Around three-quarters of the $800 billion Paycheck Protection Program went to business owners instead of workers, a new study has discovered.
The research was conducted by leading economists including the renowned economics professor of Massachusetts Institute of Technology, David Autor, as well as several Federal Reserve economists. Together they examined the $800 billion Paycheck Protection Program (PPP) using data from the payrolls processor ADP.
Where Did PPP Loan Money Really Go?
Originally signed into law by then-President Donald Trump in April 2020, and extended by President Joe Biden in March 2021, the PPP loans were sent to approximately 93% of small businesses in just two months. However, the authors of the recent study have found both the initial law and the subsequent extension to have been ‘overwhelmingly bipartisan’. This means that the program preserved up to 3 million ‘job-years of employment at a cost ranging between $170,000 and $257,000 per job-year retained.
The data shows that only somewhere between 23% to 34% of PPP dollars actually went directly to workers who might otherwise have lost their jobs. With three-quarters of PPP funds being sent to the top quintile of households, the authors also found the program to be ‘highly regressive’.

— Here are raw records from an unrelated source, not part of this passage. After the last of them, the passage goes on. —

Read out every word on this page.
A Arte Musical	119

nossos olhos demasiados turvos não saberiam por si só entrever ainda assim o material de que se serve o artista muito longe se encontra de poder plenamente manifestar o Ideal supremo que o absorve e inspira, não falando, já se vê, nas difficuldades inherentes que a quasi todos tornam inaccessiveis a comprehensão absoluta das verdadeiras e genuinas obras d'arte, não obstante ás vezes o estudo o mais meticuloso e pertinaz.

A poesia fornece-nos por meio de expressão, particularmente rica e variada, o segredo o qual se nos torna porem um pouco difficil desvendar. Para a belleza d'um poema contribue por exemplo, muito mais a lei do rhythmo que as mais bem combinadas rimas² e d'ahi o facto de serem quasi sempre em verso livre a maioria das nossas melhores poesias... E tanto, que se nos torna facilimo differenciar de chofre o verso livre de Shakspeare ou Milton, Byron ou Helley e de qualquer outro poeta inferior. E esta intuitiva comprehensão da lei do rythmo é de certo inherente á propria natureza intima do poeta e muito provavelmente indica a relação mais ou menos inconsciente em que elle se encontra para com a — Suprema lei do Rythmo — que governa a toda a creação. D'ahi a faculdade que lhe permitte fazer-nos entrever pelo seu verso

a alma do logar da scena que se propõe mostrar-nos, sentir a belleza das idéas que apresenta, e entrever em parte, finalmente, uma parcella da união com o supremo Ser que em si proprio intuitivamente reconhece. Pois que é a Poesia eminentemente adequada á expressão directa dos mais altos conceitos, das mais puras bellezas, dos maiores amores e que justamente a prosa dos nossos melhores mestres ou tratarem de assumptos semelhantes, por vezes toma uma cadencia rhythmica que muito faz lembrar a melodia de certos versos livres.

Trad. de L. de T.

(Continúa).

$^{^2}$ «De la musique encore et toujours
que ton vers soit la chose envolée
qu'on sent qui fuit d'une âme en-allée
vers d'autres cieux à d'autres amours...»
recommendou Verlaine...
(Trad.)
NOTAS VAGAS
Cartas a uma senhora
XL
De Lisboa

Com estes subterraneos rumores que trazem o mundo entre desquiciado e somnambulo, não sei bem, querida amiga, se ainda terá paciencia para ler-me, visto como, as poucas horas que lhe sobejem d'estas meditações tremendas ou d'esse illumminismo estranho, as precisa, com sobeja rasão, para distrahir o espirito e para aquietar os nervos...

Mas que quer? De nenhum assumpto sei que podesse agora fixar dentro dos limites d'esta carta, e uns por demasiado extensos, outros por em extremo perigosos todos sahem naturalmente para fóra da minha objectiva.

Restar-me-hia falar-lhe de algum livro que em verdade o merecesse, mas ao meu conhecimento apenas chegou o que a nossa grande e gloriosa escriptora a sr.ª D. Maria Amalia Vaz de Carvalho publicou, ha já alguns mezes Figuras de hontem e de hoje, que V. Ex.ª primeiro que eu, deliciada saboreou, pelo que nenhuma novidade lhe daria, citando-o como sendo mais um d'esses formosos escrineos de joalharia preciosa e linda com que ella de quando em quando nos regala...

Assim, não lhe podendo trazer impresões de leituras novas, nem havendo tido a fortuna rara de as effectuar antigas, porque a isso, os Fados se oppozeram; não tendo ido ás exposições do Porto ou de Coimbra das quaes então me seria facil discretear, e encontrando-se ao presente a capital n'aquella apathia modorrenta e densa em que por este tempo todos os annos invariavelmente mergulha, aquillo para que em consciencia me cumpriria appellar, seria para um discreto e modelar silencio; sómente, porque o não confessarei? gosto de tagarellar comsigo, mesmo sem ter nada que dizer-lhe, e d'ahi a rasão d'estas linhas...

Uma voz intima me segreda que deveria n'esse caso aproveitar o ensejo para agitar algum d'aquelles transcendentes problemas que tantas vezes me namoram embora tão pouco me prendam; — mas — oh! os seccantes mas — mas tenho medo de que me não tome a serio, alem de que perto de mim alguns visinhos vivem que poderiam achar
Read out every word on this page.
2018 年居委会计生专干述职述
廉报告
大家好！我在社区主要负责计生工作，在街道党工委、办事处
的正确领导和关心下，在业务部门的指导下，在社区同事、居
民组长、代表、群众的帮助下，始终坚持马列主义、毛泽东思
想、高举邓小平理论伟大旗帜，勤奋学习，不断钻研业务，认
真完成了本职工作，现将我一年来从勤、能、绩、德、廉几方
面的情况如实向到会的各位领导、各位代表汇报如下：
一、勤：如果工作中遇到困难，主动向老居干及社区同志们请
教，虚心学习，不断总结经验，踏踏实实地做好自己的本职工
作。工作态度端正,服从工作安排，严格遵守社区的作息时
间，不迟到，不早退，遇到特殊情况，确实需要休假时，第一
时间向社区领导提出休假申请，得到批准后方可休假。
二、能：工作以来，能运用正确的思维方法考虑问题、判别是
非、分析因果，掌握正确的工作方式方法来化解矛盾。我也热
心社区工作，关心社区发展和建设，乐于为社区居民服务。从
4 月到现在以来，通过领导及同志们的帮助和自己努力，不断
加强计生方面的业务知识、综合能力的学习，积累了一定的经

However, despite the criticism, the authors did also state that the PPP did help keep some establishments up and running that would otherwise have closed down. Overall, PPP loans helped reduce employment losses due to small-business closures by about 8% within five weeks after loans were sent out to the businesses, according to the study.
A Fire Hose Instead of a Fire Extinguisher
Comparing the PPP loans with similar or related actions taken by other governments around the world, the research authors said: “A key lesson from these cross-national comparisons is that targeted business support systems were feasible and rapidly scalable in other high-income countries because administrative systems for monitoring worker hours and topping up paychecks were already in place, prior to the pandemic.
“Lacking such systems, the United States chose to administer emergency aid using a fire hose rather than a fire extinguisher, with the predictable consequence that virtually the entire small business sector was doused with money.”
Secondary Loans Had No Impact
The research also revealed that ‘second-draw loans’ had zero impact on the employment rate in 2021. These were the secondary loans for companies that already received one of the original PPP loans.
The authors speculate that the secondary loans were issued too late to have any bearing on employment numbers, with the economic recovery already well underway by the time they were issued.